Advice on the European Qualifications Framework (11/24/2005)
With this advice, the Flemish Education Council supports the development of a European Qualifications Framework (EQF). But the Vlor also describes the necessary characteristics and the conditions of such a framework.
On request of the European Council of Heads of States and Governments, the European Commission made a working document “Towards a European Qualifications Framework for lifelong learning“. The EQF consists of 8 reference levels based on learning outcomes. Each competence level is described in terms of knowledge, skills and personal and professional competences. Thanks to the EQF, one will be able to compare regional, national and sectoral qualifications by linking them to a competence level. The EQF should enhance the mutual trust between the different partners in employment, education and training in Europe.
In autumn 2005, the Commission organised a large-scale consultation on the working document. Policy makers, social partners, education and training actors and experts in qualifications systems in all the Member States were asked to give their opinion by answering the questions of the Commission. Given that all the major educational stakeholders are represented in the Vlor, the council decided to give a common advice to the Flemish government.
The EQF gives Member States, education and training institutes, employers and sectors the possibility to communicate with each other on the value of qualifications.
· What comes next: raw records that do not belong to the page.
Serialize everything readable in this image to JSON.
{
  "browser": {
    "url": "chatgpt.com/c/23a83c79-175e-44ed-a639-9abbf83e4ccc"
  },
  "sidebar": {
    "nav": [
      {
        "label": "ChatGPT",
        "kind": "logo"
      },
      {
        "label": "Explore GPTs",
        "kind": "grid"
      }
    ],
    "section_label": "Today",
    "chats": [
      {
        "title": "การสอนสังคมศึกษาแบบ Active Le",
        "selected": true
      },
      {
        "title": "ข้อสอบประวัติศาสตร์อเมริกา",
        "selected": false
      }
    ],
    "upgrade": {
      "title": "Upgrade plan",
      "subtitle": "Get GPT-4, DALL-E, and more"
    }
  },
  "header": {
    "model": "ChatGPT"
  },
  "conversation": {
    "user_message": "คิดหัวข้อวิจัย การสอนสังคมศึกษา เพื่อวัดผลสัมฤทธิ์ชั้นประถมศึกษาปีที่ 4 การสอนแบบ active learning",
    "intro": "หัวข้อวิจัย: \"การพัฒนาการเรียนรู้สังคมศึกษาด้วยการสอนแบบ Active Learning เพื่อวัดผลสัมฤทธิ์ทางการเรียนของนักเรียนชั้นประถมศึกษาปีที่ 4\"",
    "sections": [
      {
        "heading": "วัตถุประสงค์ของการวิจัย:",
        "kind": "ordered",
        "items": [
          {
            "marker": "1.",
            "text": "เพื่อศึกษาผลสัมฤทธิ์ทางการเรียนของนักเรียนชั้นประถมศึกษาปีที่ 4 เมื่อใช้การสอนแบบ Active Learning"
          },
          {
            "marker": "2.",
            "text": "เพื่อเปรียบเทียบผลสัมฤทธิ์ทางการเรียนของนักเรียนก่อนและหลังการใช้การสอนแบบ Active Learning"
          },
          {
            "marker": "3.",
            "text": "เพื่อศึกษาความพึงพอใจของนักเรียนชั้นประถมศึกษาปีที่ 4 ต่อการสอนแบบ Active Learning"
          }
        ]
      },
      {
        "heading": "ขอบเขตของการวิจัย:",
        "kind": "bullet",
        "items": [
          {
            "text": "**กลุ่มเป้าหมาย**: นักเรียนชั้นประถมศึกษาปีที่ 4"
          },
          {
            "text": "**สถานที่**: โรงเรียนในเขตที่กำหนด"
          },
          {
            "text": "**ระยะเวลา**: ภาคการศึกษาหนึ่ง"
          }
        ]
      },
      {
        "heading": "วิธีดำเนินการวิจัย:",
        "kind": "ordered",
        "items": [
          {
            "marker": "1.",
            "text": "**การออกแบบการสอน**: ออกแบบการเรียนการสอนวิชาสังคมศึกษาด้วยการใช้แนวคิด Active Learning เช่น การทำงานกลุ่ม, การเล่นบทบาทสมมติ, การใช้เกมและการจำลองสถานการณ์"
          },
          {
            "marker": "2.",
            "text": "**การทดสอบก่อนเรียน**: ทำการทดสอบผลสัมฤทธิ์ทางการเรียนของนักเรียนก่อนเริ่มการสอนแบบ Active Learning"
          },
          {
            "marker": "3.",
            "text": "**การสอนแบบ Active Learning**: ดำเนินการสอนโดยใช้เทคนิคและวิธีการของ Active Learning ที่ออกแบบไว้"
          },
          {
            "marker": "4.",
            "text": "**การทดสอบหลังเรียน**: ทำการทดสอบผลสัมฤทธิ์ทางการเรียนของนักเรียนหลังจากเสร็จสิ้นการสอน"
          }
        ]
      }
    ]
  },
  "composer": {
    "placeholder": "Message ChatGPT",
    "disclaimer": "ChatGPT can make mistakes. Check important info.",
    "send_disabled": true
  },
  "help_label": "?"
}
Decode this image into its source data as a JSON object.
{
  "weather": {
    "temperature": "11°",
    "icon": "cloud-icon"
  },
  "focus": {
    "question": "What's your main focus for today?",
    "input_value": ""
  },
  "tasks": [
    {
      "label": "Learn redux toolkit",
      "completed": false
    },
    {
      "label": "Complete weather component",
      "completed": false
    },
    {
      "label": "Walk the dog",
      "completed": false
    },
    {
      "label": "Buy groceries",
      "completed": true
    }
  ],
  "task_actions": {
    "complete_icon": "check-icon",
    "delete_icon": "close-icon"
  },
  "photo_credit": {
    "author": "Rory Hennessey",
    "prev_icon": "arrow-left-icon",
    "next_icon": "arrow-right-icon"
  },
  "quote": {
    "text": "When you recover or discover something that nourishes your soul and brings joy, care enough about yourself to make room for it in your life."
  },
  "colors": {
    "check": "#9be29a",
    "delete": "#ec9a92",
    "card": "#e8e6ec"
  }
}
The Vlor also endorses the fact that the EQF could strengthen the position of the learners in the process of lifelong learning. If, in the future, the EQF should entail civil effects, this should be realised by a democratic decision-making and should respect the competences of the Member States.
By answering the questions on the EQF, the education council emphasised some important conditions and characteristics:
- Every citizen should receive a clear and understandable explanation on the possibilities of the EQF.
- The further development of the EQF should be fixed in a time schedule, in coherence with the underlying tools (such as Europass), the directive on recognised professions and the qualifications framework for higher education.
- The description of the characteristics of the different EQF levels should be effected from a scientific and theoretical educational approach of competences, without narrowing it to a limited academic approach.
- Sectoral qualifications have to be linked in the first place to a national qualifications framework and not directly to the EQF.
- All actors in education and training have to be involved in the development and the implementation of a Flemish qualifications framework. Moreover, the Vlor states that such a Flemish qualifications framework should not be the same as a Flemish structure of courses.